The Alex Fraser Bridge (also known as the Annacis Bridge) is a cable-stayed bridge over the Fraser River that connects Richmond and New Westminster with North Delta in Greater Vancouver, British Columbia. The bridge is named for Alex Fraser, a former British Columbia Minister of Transportation. The bridge was the longest cable-stayed bridge in the world when it opened on September 22, 1986, and was the longest in North America until the Arthur Ravenel Jr. Bridge, in the U.S. state of South Carolina, opened in 2005.

==Overview==
The Alex Fraser Bridge is 2525 m long with a main span of 465 m. The towers are 154 m tall. It consists of seven lanes, three in each direction with the middle lane acting as a reversible lane, and had a maximum speed limit of 90 km/h until July 24, 2019, when the speed limit was lowered to 70 km/h to accommodate the additional reversible lane. Upon opening in 1986, only four of the six available lanes were open. Cyclists and pedestrians share two narrow sidewalks one on each side. All six lanes opened in 1987 after traffic demand justified the need.

The bridge's southern end is in North Delta and its northern end is on Delta's Annacis Island. Connections on its southern end lead to White Rock and the Canada–United States border at the Peace Arch border crossing. The connections on the northern end lead into the cities of New Westminster, Richmond, and Burnaby, and on into Vancouver itself. It is a major artery in the Lower Mainland of British Columbia.

The bridge was constructed for the British Columbia Ministry of Transportation and was designed by a joint venture of Klohn Crippen Berger and Buckland & Taylor (now COWI North America). Its total cost was $58 million.

==Recent history==
In December 2016, "ice bombs" (also called "slush bombs") dropped from the Alex Fraser Bridge and the nearby Port Mann Bridge onto vehicles, causing damage to windshields. The Alex Fraser has its cables along the sides of the driving lanes, whereas on the Port Mann, they cross over top of the driving lanes. In addition to 2016, this also happened on the Alex Fraser in 2005, 2008, and 2012. The Alex Fraser needed to be closed a few times during December 2016 due to the possibility of ice bombs; this caused major traffic problems in the region. To combat this issue, the BC government announced that a heavy lift helicopter will be used to blow snow and ice off the cables to prevent it from accumulating and falling onto the cars below.

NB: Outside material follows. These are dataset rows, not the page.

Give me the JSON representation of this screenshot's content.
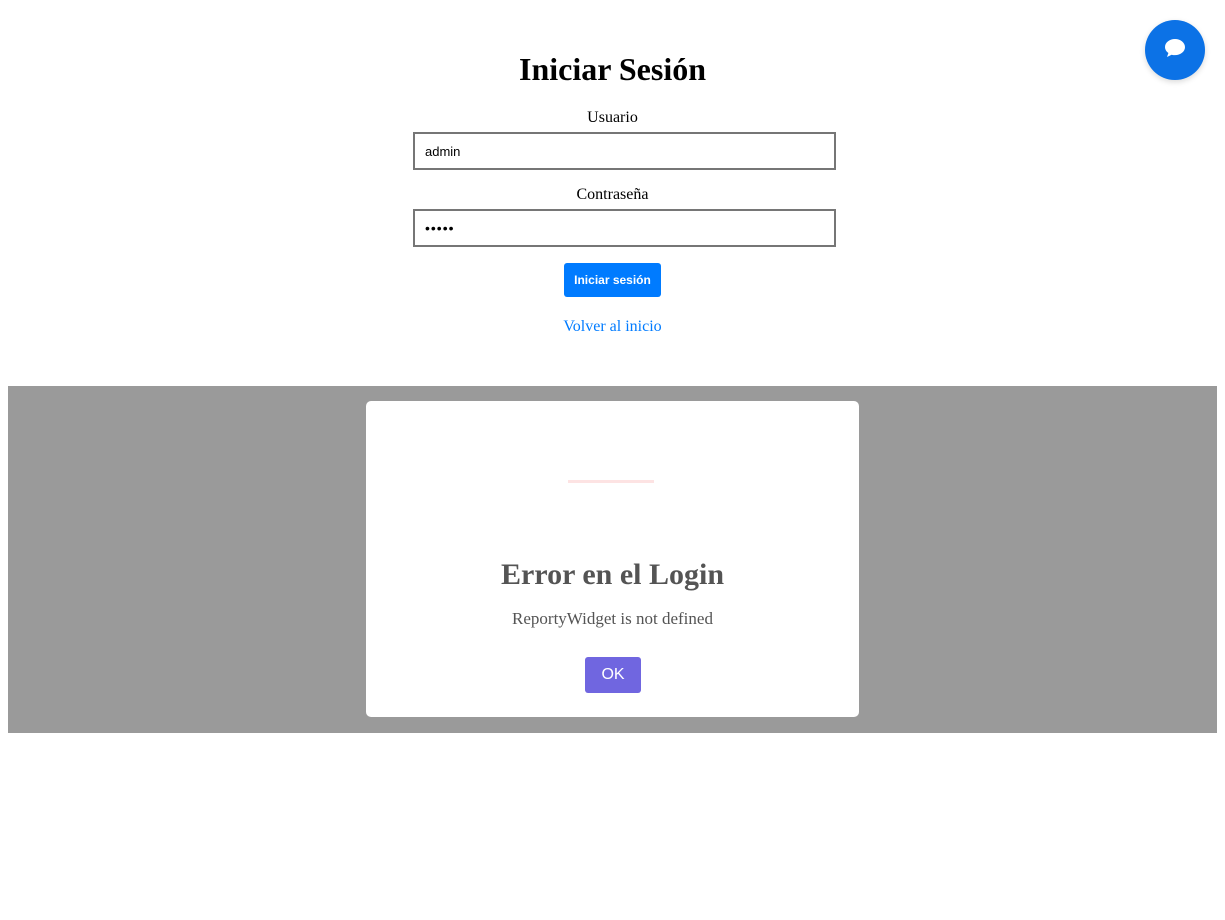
{
  "login": {
    "title": "Iniciar Sesión",
    "username_label": "Usuario",
    "username_value": "admin",
    "password_label": "Contraseña",
    "password_value": "•••••",
    "submit_label": "Iniciar sesión",
    "back_link": "Volver al inicio"
  },
  "chat": {
    "icon": "chat-bubble-icon",
    "color": "#0c72e6"
  },
  "modal": {
    "icon": "error-icon",
    "title": "Error en el Login",
    "message": "ReportyWidget is not defined",
    "ok_label": "OK",
    "ok_color": "#7066e0"
  },
  "colors": {
    "accent": "#007bff",
    "overlay": "#9a9a9a"
  }
}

An announcement was made on January 19, 2017, that a new seventh travel lane would be added on the bridge by slightly narrowing the existing lanes and removing the shoulders. A reversible lane system with a movable barrier was added to help ease traffic during morning and afternoon rush hours. The new seventh lane opened to traffic on September 14, 2019, with the moveable reversible zipper in operation beginning December 16, 2019.